Abenomics describes the plans of Japanese Prime Minister Shinzo Abe to revive growth in the world’s third largest economy, which is struggling to find traction under the impact of a strong yen and stubborn deflation.
Yen strengthens amid doubts about 'Abenomics', upwardly revised growth
Japan's prime minister, Shinzo Abe, is losing the confidence of the currency market, where traders are repudiating his efforts to end persistent deflation and revive the world's third-largest economy.
Instead of continuing to push the yen lower in response to Abe's economic programmes and the Bank of Japan's money-printing policies, traders have made it the best-performing major currency over the past month.
Options trading shows there is about an even chance it will strengthen to 90 per US dollar by the end of the year, from 95 last week and 103.74 on May 22, the weakest level in almost five years.

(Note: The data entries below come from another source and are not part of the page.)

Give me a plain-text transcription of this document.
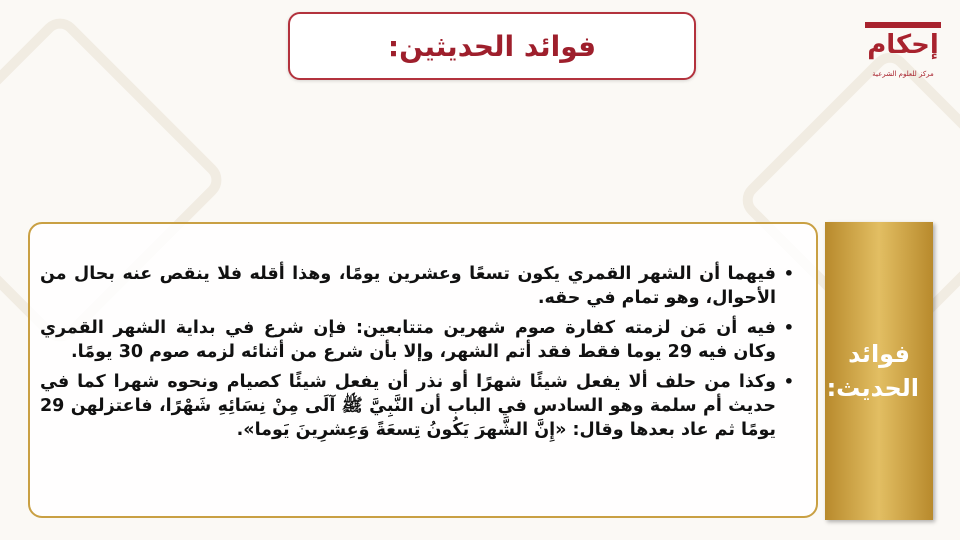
فوائد الحديثين:	إحكام
مركز للعلوم الشرعية
• فيهما أن الشهر القمري يكون تسعًا وعشرين يومًا، وهذا أقله فلا ينقص عنه بحال من الأحوال، وهو تمام في حقه.
• فيه أن مَن لزمته كفارة صوم شهرين متتابعين: فإن شرع في بداية الشهر القمري وكان فيه 29 يوما فقط فقد أتم الشهر، وإلا بأن شرع من أثنائه لزمه صوم 30 يومًا.
• وكذا من حلف ألا يفعل شيئًا شهرًا أو نذر أن يفعل شيئًا كصيام ونحوه شهرا كما في حديث أم سلمة وهو السادس في الباب أن النَّبِيَّ ﷺ آلَى مِنْ نِسَائِهِ شَهْرًا، فاعتزلهن 29 يومًا ثم عاد بعدها وقال: «إِنَّ الشَّهرَ يَكُونُ تِسعَةً وَعِشرِينَ يَوما».
فوائد الحديث:
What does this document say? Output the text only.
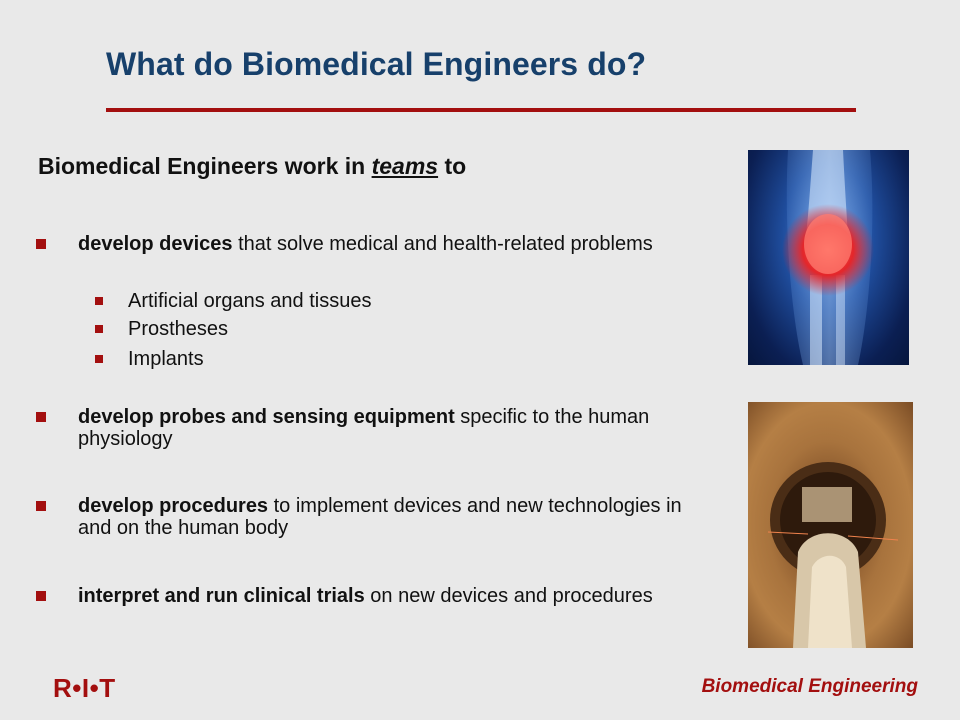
What do Biomedical Engineers do?
Biomedical Engineers work in teams to
develop devices that solve medical and health-related problems
Artificial organs and tissues
Prostheses
Implants
develop probes and sensing equipment specific to the human physiology
develop procedures to implement devices and new technologies in and on the human body
interpret and run clinical trials on new devices and procedures
R•I•T	Biomedical Engineering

This is happening after data showed Japan's economy grew more strongly in the first quarter than first thought. A rising yen, which makes exports less competitive, bodes ill for Abe and Bank of Japan governor Haruhiko Kuroda as they team up to spur inflation and growth.
While the yen has weakened from about 77 per dollar in September, its new strength signals that the decline was overdone given that Abe's plans to enact programmes including deregulation of the health industry will not start for months.
"We've been very sceptical of the rapid weakening in the yen," said Robert Rennie, currency strategist at Westpac Banking, Australia's second-largest lender.
"What Abenomics has done is it's changed expectations, I'm just not sure how quickly it can change reality."
The yen climbed about 3 per cent last week. It is up 4.2 per cent over the past month.
The prime minister said on June 5 his growth strategy would not begin until later this year, meaning he is putting off any political fights over the plan until after next month's election for the upper house of parliament.
Yesterday's data showed Japan's economy grew at an annualised rate of 4.1 per cent in the first quarter, up from a preliminary reading of 3.5 per cent.